In 2002 the Military Honor Garden was constructed in Stauffer Chapel plaza, followed in 2003 by Heroes Garden on the Drescher Graduate Campus, a lovely place to contemplate modern heroes like alumnus Tom Burnett, passenger on UAL Flight 93, who was called to confront suicide bombers—giving his own life to save countless others on September 11, 2001. In emotional contrast, the primary outdoor space on the Malibu campus was reimagined and dedicated as Mullin Town Square, a festive central piazza offering a focal point for community engagement and student life.

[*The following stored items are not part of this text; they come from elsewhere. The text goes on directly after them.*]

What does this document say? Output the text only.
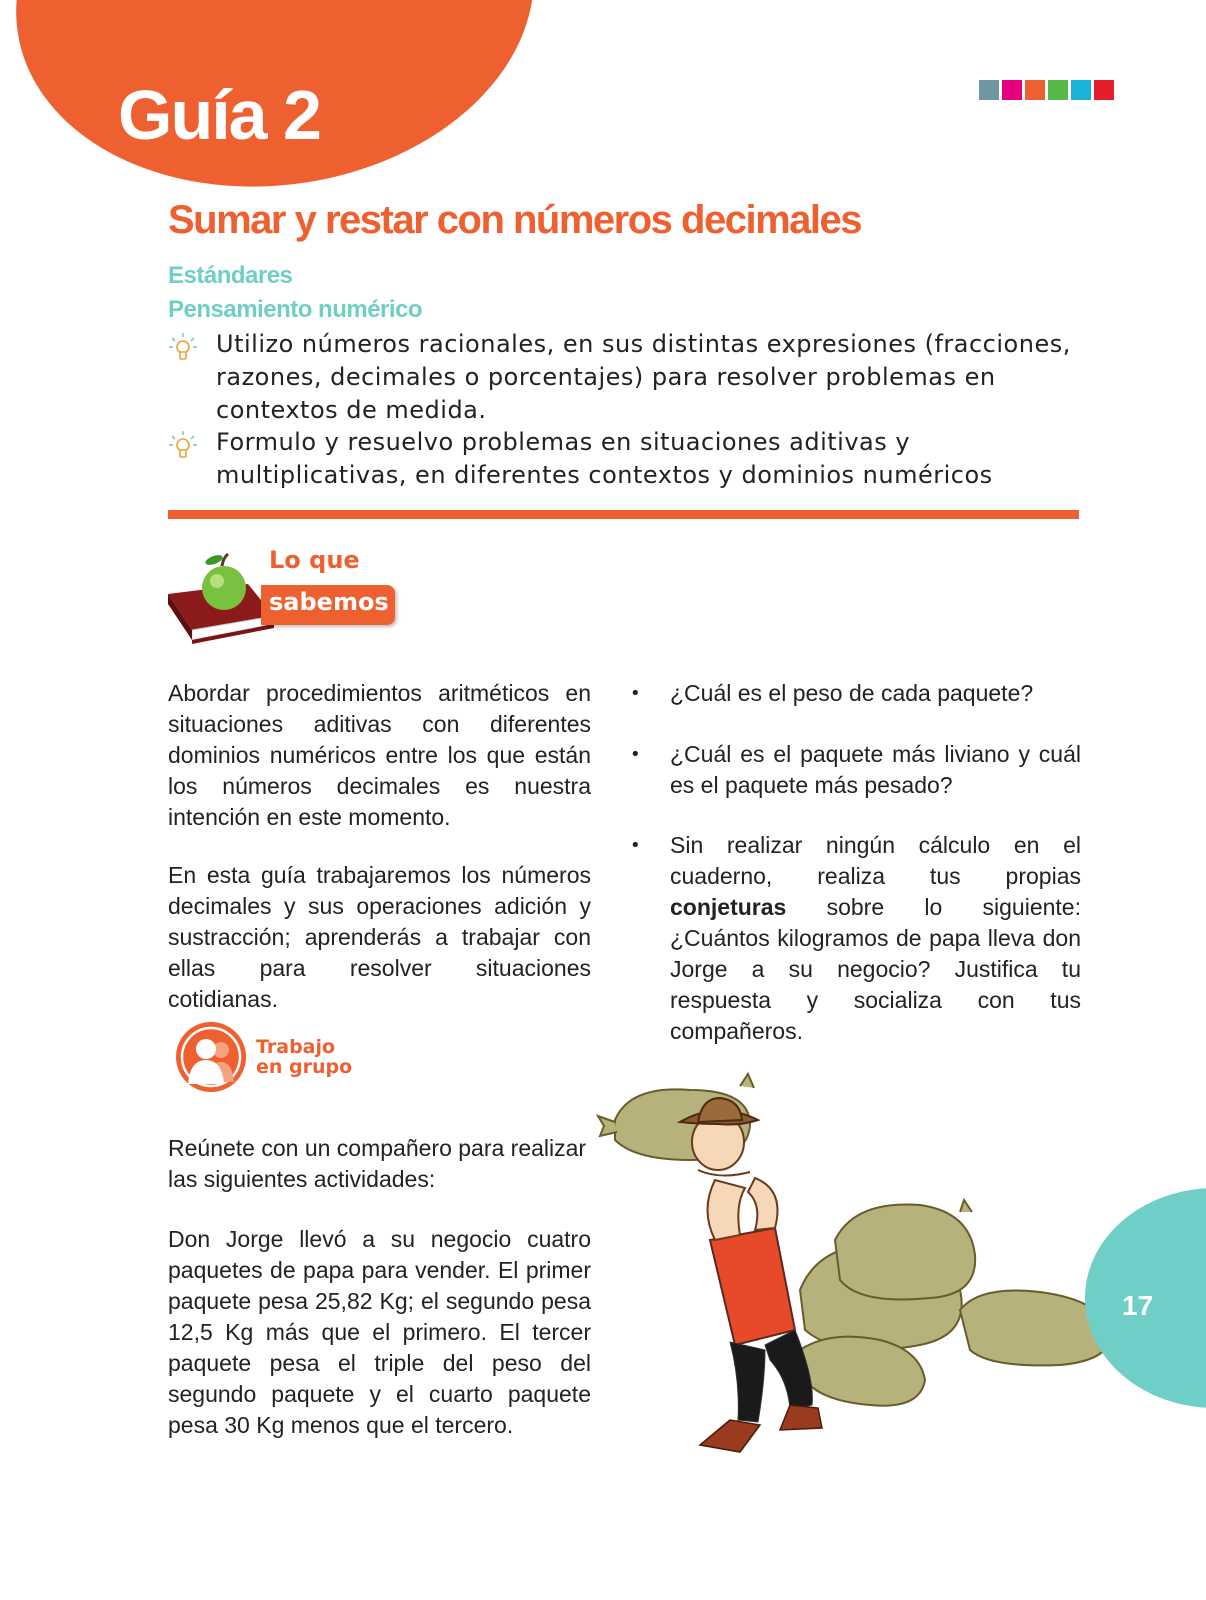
Guía 2
Sumar y restar con números decimales
Estándares
Pensamiento numérico
Utilizo números racionales, en sus distintas expresiones (fracciones, razones, decimales o porcentajes) para resolver problemas en contextos de medida.
Formulo y resuelvo problemas en situaciones aditivas y multiplicativas, en diferentes contextos y dominios numéricos
Lo que
sabemos

Abordar procedimientos aritméticos en situaciones aditivas con diferentes dominios numéricos entre los que están los números decimales es nuestra intención en este momento.

En esta guía trabajaremos los números decimales y sus operaciones adición y sustracción; aprenderás a trabajar con ellas para resolver situaciones cotidianas.

•	¿Cuál es el peso de cada paquete?
•	¿Cuál es el paquete más liviano y cuál es el paquete más pesado?
•	Sin realizar ningún cálculo en el cuaderno, realiza tus propias conjeturas sobre lo siguiente: ¿Cuántos kilogramos de papa lleva don Jorge a su negocio? Justifica tu respuesta y socializa con tus compañeros.
Trabajo
en grupo

Reúnete con un compañero para realizar las siguientes actividades:

Don Jorge llevó a su negocio cuatro paquetes de papa para vender. El primer paquete pesa 25,82 Kg; el segundo pesa 12,5 Kg más que el primero. El tercer paquete pesa el triple del peso del segundo paquete y el cuarto paquete pesa 30 Kg menos que el tercero.

17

Mirroring the external changes with the internal, the University made an exerted effort to call its students, faculty, staff, and supporters to lead beautiful lives of service through curriculum taught and by administrators’ leadership, urging all to utilize their resources and excellent education to assist and instruct those who have less. While sectors within the Pepperdine community have always been active in public service from the school’s very beginning, within the latter half of the last decade the University has framed the role of higher education as the best means to call people to fulfill their greatest potential for creating lives of significance by applying their knowledge to human need.
Constantly Changing, Yet Unchanging
Many changes in school location, personnel, policy, and curriculum have come and gone over its eight decades, but today Pepperdine remains distinct and committed to its founder’s belief that there must exist an alternative in American higher education that improves the intellect and brings the heart of the student under the influence of Christ. Each September on Founder’s Day, the entire University community gathers to recall and renew the dedicatory address of George Pepperdine, in which he states the school’s raison d’etre:
“I am endowing this institution to help young men and women to prepare for a life of usefulness in this competitive world and help them build a foundation of Christian character and faith which will survive the storms of life.”
As long as young men and women continue to seek livelihood and spiritual calling in their lives, the mission of Pepperdine University will seek to provide both.